Jude dropped the chain. The dogs lunged forward, grabbing her by the legs and chest of her faded orange jumpsuit. Alice froze, expecting to be shredded to fleshy confetti by the beasts, but they never hurt her. Gently, they plucked her from her cell and drug her to the feet of the last person she ever expected to see at the end of the hallway.
“It occurs to me, Alice. I’m sure you recognize me, although we were never properly introduced.” She stood beating a riding crop against her palm, smirking like the cat that ate the canary and got away with it.
“Anita!” Alice got up on her knees.
Anita wrinkled her nose. She stood in a pink corduroy skirt and a ruffled white blouse like a schoolgirl.
“The one and only, Alice. Mm, it’s nice to meet you. I imagine you assumed I was dead, huh? That’s why you’re in here, isn’t it? Well, surprise! I’m here!” She giggled and scooped Alice off the floor, taking her face in either hand.
“We’re going to have loads of fun.” She winked, then she jabbed a Taser into Alice’s neck. Alice felt her whole body go limp. Anita pulled a bag over her head. Familiar darkness accompanied her. Electricity and wonder made her light-headed, and Alice Cornwell succumbed to unconsciousness.
Chapter 7
Joe had never been to this side of town. The gates were falling down, with brickwo
rk hip-fences that crumbled like old bread along the sidewalks. Graffiti colored the walls like donut glaze. Dogs sank their teeth full of shredded, wadded paper, casting coupons into the air. Broken liquor bottles scattered the street in glass-grains that made for a poor man’s glitter. This was the street ritz, and the people who dwelt here were down with it.
Matt got out and pulled up his collar. Joe may be in a foreign world, but Matt was right at home here. He tossed Joe a baseball cap.
“Cover your face. You’ll stick out like the Venus de Milo stood up next to a finger-painting around these parts.” He rolled his eyes and slammed his door closed.
Joe pulled the hat snugly down on his forehead and looked up. The old synagogue had once been a tiny bank. The ATM machine had been ripped open and the cash dispenser had been turned into a box of roses that bled into the street like burgundy from the shattered bottle. Joe froze, remembering this place now. The Golden Star of David that hung over the front door gave it away. This is where Claudia had always dreamed of having her wedding.
“Come on. The clock’s ticking, man.” Matt ironically had the keys to this place.
“What? He gave them to me a long time ago, before I had an orange picker’s shanty. I needed a place to crash. A synagogue’s as good a place as any.” He shrugged and stumbled inside.

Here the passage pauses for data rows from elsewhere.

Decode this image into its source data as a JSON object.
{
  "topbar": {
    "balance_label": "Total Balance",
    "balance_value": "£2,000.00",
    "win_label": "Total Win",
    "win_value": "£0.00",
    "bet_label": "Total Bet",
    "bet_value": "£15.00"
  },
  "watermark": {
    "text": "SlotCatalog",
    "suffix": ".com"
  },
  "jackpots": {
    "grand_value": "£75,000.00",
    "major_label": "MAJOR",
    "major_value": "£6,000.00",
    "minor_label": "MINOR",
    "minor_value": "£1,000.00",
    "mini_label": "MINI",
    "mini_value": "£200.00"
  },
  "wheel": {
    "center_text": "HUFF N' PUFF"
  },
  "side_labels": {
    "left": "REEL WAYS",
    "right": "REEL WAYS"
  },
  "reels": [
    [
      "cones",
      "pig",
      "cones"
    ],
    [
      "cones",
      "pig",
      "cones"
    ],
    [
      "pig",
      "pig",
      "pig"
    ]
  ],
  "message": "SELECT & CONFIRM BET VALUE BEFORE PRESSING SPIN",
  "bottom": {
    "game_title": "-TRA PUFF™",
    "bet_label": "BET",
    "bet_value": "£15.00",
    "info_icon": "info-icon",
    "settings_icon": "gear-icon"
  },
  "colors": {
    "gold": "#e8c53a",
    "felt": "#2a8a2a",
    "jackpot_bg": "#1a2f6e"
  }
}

“Rabbi? Rabbi Ben? Hey, it’s me, Matt Erickson! I know it’s been a while. I saw your Prius in the back lot. I hope that means you’re here, cuz I don’t have your number anymore and I’m kinda in a jam where I can’t really stop to look for it.
I hope you’re not busy, sir. I just wondered if maybe you could read something to me. It’s my best friend’s notebook. I’d have her read it for me, but she’s in the hospital. It’s imperative I have this translated, sir, as the security of many innocents depends on it.” Matt’s voice echoed off the arched ceiling. He spun in circles.